Ответы на эти и тысячи подобных вопросов прорисовывают специфику данного конкретного общества — «западного» или «восточного», «патриархального» или «цивилизованного», «капиталистического» или «первобытнообщинного», в общем, какого угодно, — делая его уникальным, носителем особенного, его собственного, специфического габитуса.
Но вот этот «белый свет» социального давления проходит через установленные интернет-средой дифракционные решётки и превращается в «радугу»… И тут же всё, что находится перед нашим взором, меняет свои очертания: что-то становится чрезвычайно ярким, проявляется буквально до степени гротеска, а что-то, наоборот, словно бы проваливается в ничто, исчезает при взаимоналожении световых волн.
Дифракционная решётка символизирует «новый Вавилон» поглотившего нас интернет-пространства:
• если раньше человек был заперт в границах социального давления своего социума и был вынужден интроецировать структуру этих социальных отношений внутрь себя, становясь таким образом агентом соответствующего социума и его габитуса;
• то теперь он находится в крутящемся шаре дифракционных решёток, состоящих из противоречивых мнений, взаимоисключающих стратегий, бесконечного числа ролевых моделей, трансгрессирующих агентов, социопатических персонажей перманентных реалити-шоу.
По существу, то множество оптик, с которыми сталкивается современный человек, находящийся в пространстве интернета, социальных сетей и грядущего метавёрса, сводит на нет саму возможность социального давления. Да, социальное давление, как и прежде, оказывается на человека, но оно больше не организует его.
Социальное давление, оказываемое на индивида, передаёт ему не только некую систему ролей и практик, но и свойства системы, присущие любому естественному социуму с его внутренними иерархиями, системой сдержек и противовесов, определённых этических и просто поведенческих стандартов.
Однако никаких системных свойств нет ни в «новостных лентах» социальных сетей, ни в алгоритмах рекомендательных сервисов (по крайней мере пока) [119].

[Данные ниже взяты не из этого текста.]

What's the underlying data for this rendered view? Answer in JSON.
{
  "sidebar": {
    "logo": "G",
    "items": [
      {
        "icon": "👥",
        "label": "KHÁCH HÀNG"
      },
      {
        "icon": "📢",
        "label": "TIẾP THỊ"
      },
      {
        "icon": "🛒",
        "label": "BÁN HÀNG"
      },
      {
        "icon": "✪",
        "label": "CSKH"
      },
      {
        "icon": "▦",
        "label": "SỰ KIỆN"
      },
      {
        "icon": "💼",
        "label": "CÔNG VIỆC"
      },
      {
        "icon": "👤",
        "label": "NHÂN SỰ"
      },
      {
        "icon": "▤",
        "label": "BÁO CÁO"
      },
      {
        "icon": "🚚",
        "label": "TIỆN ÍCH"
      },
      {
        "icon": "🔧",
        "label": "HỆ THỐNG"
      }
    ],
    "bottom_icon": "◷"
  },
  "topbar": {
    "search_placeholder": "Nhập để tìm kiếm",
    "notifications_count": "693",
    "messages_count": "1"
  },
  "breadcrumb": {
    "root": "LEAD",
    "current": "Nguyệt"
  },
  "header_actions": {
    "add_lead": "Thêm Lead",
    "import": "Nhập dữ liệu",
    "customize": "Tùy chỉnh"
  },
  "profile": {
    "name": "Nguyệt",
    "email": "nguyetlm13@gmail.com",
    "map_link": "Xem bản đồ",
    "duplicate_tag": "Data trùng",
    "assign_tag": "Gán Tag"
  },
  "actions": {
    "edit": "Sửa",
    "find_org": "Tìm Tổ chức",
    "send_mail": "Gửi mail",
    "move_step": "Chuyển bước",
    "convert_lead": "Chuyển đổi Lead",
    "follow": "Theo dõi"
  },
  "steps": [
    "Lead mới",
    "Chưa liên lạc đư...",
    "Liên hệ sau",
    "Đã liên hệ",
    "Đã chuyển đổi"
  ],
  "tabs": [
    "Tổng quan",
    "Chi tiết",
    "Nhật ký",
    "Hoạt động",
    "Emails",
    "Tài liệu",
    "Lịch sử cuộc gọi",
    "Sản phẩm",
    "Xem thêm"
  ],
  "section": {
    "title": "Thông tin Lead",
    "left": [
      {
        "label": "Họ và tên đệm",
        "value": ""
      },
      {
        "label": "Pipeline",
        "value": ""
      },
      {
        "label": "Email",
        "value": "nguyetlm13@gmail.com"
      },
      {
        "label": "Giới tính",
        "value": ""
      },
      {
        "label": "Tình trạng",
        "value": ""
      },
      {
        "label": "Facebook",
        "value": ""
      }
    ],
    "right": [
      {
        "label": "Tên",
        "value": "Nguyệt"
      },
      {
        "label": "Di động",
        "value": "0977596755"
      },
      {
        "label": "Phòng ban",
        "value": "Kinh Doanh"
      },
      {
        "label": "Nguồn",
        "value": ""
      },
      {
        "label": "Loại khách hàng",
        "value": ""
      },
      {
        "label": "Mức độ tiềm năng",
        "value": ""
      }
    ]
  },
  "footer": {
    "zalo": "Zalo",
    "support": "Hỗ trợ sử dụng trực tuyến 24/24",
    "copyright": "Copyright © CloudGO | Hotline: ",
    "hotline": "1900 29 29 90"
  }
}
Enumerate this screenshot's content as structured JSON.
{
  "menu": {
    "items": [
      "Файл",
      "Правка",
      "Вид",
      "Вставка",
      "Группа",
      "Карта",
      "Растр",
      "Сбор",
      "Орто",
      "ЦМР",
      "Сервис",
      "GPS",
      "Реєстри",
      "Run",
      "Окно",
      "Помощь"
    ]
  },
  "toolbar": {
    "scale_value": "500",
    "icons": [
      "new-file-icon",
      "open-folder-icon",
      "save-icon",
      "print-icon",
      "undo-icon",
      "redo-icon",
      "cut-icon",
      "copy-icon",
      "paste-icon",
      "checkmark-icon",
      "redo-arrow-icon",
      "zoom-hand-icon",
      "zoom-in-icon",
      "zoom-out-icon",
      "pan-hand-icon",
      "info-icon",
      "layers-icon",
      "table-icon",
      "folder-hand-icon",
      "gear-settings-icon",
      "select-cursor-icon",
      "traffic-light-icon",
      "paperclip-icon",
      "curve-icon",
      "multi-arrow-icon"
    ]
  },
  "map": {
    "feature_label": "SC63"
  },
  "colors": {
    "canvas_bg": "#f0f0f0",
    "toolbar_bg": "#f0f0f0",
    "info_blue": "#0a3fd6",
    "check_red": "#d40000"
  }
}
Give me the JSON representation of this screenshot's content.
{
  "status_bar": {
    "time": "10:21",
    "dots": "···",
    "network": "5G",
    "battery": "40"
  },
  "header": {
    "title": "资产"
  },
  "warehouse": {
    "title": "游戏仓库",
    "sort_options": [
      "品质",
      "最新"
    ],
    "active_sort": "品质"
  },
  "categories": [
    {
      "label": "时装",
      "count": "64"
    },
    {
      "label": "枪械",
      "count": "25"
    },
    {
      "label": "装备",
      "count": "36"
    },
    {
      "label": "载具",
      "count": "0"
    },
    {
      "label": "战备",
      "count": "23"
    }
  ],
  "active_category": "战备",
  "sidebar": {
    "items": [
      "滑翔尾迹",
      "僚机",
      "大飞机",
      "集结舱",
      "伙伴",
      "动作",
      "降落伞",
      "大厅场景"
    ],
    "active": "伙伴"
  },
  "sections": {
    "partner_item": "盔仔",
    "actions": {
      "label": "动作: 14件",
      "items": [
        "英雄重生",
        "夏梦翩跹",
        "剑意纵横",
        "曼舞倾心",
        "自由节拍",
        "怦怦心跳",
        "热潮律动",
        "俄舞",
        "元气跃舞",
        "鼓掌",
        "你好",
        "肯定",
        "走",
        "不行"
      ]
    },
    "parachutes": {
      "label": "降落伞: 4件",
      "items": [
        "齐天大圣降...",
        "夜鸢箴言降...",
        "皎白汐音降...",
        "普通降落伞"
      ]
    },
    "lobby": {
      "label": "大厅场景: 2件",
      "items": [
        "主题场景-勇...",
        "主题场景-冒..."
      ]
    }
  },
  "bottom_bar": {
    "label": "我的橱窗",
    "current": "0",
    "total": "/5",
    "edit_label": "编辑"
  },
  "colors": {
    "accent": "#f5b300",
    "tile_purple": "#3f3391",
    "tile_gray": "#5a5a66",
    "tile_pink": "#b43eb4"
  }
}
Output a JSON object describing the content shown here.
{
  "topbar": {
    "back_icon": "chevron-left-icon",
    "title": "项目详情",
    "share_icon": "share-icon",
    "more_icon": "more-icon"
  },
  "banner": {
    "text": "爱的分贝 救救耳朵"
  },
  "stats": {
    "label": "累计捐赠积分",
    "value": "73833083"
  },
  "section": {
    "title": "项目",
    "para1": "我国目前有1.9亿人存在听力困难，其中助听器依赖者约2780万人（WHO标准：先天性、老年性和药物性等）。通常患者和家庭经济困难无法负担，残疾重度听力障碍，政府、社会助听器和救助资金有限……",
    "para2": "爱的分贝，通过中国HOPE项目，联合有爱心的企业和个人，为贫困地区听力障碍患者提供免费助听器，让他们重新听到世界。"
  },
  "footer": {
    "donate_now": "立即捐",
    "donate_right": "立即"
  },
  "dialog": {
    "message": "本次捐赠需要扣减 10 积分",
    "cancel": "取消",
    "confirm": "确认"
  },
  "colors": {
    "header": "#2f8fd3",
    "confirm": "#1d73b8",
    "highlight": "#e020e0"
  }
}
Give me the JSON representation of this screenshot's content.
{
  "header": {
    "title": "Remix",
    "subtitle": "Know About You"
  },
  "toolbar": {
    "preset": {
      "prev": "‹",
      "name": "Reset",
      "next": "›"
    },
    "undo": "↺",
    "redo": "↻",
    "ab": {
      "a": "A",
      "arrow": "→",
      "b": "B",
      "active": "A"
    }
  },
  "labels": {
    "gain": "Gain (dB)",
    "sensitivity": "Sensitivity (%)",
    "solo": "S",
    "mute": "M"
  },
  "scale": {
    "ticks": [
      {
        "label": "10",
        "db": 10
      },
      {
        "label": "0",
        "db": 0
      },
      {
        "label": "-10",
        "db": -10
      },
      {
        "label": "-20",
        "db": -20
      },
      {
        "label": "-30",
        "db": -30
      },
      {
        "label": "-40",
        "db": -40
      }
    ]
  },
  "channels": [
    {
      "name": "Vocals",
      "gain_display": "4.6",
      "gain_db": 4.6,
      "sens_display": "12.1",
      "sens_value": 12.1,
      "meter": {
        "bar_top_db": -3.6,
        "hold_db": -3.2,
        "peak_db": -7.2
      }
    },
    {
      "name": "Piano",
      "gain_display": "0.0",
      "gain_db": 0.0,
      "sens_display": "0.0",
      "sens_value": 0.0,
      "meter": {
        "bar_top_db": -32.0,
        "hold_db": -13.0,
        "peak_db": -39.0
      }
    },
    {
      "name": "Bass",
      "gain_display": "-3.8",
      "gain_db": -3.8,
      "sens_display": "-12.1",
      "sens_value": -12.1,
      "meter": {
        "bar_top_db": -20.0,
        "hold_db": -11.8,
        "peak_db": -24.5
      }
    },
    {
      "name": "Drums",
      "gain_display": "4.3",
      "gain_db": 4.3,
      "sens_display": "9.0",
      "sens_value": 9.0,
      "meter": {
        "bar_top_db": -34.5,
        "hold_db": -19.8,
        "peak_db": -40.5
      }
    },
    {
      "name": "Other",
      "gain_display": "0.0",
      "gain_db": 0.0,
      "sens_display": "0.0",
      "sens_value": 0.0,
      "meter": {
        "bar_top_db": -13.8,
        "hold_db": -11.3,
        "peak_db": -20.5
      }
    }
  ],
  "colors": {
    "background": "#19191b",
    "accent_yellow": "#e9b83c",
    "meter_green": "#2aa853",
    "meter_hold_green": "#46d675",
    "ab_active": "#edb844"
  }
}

Сильно упрощая, можно сказать, что прежде социальное давление, создаваемое естественным сообществом, вменяло индивиду не столько какие-то конкретные знания и практики, сколько саму структуру своих отношений — своего рода машину по производству необходимых субъекту данного общества смыслов.
Обретший таким образом субъектность индивид, будучи слепком структуры габитуса своей социальной группы, может производить действия внутри её социальных институтов — не повторять, не имитировать, не разыгрывать, а именно производить из себя (экстериоризировать) комплементарное этому обществу поведение, способ мысли и восприятия реальности.
Сейчас же, когда социальное давление естественного социума больше не может производить габитусы индивидов, а из виртуальной среды они получают бесформенную массу знаний и практик, человек теряет прежнюю внутреннюю структуру, прежнюю, свою собственную, организацию. Это касается и мышления, и понимания отношений на разных уровнях социальной иерархии [120]. В условиях цифрового мира он лишь имитирует самого себя, превращаясь в пустой ретранслятор потребляемого им контента.
Получение внутренней «структуры» в прежних обстоятельствах социального давления — это не просто процесс обучения, а именно процесс «производства субъективности». Как писал Феликс Гваттари, сделавший понятие «производство субъективности» центральным концептом своей философии: субъективность производится «индивидуальными, коллективными или учредительными инстанциями». То есть не данными, не практиками, а инстанциями, то есть структурами.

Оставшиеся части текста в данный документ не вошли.